Damned if you do, damned if you don’t.
I am in my home office as I start this post. I am working. I can hear Naomi down the hall with her attentive babysitter and she is chattering away owlabaloobahbah uppa! and I am here typing and I want to abandon my clicking keyboard and join her. Her uppa! tweaks my heart in a previously undiscovered place. I want to catch every silvery moment because I know that soon enough her sweaty blonde curls will never lay against my chest while she shrugs in her sleep and it will be all about friends and school and whatever it is that girls older than Naomi are all about.
But I sit in my swivel chair and work.
But I want to be sitting here working. I want to Succeed and Kick Ass and Use My Brain and Solve Problems and Expertly Swoop In. I want to Use My Education and Pull My Weight and Know the Answers. I want these things. I really want these things. Before I started working again I would hear from my Lawyer Friend and my Business School Friend and sometimes it felt like everyone was running faster and harder and better while I perched on the ground looking up with hopeful eyes and idle hands where no one saw me or needed me.
Naomi needs me. John needs me. My family needs me. I know that.
I was at a bbq over the weekend (for an hour and 15 minute post nap and pre-dinner meltdown) and I was talking to people with Real Full-Time Jobs. Being a mom is a Real Job but sometimes it doesn’t feel like it. I was telling one of my (male) friends that it can be hard not having a Real Job. Now that I am working I can say, “Marketing and Business Development” (capital M, capital BD, of course) when people ask the universal icebreaker, And-What-Do-You-Do? Before I said, “I’m a stay-at-home-mom” (cue patronizing/bored smile) or “I’m doing the full-time-at-home Mom thing” (cue uncomfortable/absentminded nod) or “Well, uh. I’m at home now, my daughter was born last year and, you know, I’m enjoying being home with her, and we’ll see how long we do that for and it’s nice, you know, although sometimes it’s tough because I really like working, it’s been a huge part of Who I am, you know?” (cue eye-glaze and escape to the bathroom and there goes my small-talk companion).
It’s my insecurity, I know that.
Because I really do enjoy being home with her. Like when she yells “mamma mamma maaaammaaaaa!” as she waddles down the hall and tightly wraps her arms and legs and head around me like a warm, diapered monkey and I hug her warm little body until she’s ready to let go. And when she squeaks “bee-you?” (bear) and “babee?” (baby) over and over until her little arms are full to the brim with stuffed monkeys and plush babies and she nods that she and her entourage are now ready to go to the park. And when she calls Kayloo so she can sneak her some of her unwanted lunch. And when she says “pig” for the first time. And when she says “down” and pats the floor beside her inviting me to look at her animal magnets. And being here to help her with every single memorable and forgettable thing she needs.

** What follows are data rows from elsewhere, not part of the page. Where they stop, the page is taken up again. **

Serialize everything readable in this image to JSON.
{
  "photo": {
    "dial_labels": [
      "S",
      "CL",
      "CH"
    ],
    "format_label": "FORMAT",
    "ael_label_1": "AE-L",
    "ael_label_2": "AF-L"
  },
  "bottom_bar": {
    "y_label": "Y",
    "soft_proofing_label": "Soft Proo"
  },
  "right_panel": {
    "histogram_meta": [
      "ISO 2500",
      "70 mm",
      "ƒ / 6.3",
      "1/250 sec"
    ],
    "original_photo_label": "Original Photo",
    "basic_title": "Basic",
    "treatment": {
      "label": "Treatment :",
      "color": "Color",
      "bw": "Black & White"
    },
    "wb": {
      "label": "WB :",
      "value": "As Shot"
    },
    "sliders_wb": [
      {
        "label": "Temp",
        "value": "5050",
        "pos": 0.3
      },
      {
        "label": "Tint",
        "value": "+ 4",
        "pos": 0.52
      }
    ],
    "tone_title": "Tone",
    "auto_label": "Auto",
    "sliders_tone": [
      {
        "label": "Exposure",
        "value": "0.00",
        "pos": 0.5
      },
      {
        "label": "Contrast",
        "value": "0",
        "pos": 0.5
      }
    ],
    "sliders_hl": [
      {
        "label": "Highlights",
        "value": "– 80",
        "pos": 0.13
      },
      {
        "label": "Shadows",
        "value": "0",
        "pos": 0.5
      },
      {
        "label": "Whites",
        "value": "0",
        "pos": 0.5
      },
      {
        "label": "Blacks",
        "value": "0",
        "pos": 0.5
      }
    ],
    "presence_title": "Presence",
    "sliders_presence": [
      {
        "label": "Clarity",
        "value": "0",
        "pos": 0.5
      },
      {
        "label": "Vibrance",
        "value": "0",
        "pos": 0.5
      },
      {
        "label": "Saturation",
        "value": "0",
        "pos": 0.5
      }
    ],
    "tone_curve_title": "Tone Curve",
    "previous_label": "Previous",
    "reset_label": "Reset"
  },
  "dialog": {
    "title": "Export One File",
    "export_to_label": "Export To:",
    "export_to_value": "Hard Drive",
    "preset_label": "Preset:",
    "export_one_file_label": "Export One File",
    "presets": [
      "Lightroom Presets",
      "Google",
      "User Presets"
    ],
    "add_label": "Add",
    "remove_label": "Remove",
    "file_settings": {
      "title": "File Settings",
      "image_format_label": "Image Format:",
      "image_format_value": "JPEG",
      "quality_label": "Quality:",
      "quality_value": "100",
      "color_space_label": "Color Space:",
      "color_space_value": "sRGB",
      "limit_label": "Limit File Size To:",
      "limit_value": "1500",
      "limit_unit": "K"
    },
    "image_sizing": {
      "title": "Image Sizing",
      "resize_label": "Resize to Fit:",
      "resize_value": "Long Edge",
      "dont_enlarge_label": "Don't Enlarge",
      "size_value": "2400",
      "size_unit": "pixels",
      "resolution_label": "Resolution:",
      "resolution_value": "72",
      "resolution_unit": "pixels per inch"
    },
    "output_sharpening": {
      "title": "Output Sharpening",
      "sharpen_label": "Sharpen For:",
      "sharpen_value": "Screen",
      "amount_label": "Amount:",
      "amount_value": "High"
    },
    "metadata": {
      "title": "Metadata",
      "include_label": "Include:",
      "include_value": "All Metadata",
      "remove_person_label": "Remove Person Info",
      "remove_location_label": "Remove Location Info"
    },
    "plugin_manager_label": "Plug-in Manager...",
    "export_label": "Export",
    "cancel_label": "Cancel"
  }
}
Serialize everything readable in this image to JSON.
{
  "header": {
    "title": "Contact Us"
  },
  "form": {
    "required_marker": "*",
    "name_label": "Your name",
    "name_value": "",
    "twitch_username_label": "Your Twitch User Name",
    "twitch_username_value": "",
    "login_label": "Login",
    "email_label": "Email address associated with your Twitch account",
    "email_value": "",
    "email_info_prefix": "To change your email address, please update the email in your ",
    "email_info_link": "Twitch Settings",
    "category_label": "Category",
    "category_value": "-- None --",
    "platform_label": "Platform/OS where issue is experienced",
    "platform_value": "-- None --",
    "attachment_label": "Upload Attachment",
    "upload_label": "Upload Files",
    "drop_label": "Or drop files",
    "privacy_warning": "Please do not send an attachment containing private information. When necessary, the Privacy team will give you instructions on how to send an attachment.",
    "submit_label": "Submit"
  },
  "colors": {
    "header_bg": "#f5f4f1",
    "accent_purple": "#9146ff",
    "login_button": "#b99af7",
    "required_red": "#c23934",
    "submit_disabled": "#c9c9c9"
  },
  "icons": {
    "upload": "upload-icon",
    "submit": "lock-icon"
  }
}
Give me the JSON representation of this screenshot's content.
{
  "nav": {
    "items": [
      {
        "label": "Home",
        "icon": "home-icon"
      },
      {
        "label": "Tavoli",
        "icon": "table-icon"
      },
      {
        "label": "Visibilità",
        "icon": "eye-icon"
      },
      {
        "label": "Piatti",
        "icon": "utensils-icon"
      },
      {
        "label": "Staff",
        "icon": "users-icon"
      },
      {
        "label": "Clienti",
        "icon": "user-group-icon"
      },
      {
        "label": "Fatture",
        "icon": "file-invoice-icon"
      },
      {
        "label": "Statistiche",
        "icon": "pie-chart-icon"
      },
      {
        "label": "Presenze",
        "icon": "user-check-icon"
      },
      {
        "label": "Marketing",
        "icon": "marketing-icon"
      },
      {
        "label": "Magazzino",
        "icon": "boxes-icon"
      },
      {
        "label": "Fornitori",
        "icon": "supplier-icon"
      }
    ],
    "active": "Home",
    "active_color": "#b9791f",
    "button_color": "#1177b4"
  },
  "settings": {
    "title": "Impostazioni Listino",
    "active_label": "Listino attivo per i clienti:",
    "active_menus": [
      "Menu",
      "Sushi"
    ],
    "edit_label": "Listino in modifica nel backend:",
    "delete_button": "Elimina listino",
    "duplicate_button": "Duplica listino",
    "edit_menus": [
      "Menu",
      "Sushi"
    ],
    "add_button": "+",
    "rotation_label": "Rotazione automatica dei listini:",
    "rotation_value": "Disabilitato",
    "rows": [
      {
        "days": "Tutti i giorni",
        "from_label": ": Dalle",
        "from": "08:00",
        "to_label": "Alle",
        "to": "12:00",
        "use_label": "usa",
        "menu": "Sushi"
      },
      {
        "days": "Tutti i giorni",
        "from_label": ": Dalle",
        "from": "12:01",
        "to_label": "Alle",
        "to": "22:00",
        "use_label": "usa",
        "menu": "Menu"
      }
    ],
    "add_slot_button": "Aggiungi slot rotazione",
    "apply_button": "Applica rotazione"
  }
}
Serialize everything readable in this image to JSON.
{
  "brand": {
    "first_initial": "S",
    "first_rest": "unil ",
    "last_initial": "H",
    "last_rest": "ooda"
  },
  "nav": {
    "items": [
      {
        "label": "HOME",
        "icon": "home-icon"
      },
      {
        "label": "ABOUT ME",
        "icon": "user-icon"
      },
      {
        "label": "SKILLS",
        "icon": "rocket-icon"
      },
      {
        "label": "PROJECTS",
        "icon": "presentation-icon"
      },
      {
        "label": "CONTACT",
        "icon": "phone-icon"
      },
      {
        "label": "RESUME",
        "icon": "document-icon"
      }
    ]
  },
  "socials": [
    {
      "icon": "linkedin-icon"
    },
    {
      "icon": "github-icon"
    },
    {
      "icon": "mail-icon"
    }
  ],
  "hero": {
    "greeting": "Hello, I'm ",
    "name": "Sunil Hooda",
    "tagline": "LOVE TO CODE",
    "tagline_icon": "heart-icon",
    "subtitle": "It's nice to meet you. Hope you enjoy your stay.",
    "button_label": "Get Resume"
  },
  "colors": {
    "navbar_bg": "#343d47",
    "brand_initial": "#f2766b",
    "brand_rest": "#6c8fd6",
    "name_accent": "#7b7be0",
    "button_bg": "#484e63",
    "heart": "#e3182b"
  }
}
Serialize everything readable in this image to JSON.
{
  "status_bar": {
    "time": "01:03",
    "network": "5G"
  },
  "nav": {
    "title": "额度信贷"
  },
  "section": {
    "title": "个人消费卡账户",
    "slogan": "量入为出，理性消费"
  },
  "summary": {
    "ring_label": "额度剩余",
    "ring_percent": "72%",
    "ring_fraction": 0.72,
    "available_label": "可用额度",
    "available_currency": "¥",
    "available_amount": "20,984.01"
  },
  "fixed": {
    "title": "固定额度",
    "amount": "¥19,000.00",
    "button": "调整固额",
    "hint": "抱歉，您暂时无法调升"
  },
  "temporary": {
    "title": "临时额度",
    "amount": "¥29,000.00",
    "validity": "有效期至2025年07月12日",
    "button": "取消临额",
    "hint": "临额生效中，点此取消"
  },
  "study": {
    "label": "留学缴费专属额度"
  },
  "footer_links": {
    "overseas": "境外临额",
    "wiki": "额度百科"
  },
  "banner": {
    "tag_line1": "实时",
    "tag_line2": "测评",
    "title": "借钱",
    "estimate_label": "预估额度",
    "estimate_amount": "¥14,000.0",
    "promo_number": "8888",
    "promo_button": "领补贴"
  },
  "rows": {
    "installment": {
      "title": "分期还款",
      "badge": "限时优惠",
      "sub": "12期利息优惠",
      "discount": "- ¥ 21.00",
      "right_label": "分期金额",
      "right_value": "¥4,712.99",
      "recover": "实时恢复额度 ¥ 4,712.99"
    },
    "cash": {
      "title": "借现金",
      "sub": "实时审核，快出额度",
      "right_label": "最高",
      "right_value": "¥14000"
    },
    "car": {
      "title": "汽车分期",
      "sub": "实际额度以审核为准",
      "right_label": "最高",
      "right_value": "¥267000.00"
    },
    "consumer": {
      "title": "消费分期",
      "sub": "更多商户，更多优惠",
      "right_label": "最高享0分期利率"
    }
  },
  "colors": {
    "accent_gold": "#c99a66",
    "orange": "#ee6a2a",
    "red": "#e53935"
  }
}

But I get such a thrill from a perfect project plan. And talking with people who don’t talk about nap times (although, truth be told, I am more than willing to fill an hour with sleep talk). And launching mom power photo projects. And, hell, let’s not overlook depositing a paycheck. When remembering to take the sheets out of the washing machine and googling “quick dinner recipes” are my biggest intellectual challenges for the day, remembering the price tag on my education makes me want to throttle myself with a Lamb Chop puppet.
So here we are again: damned if you do, damned if you don’t. I’m damned either way. There is no such thing as having it all. At least not all at the same time, I see.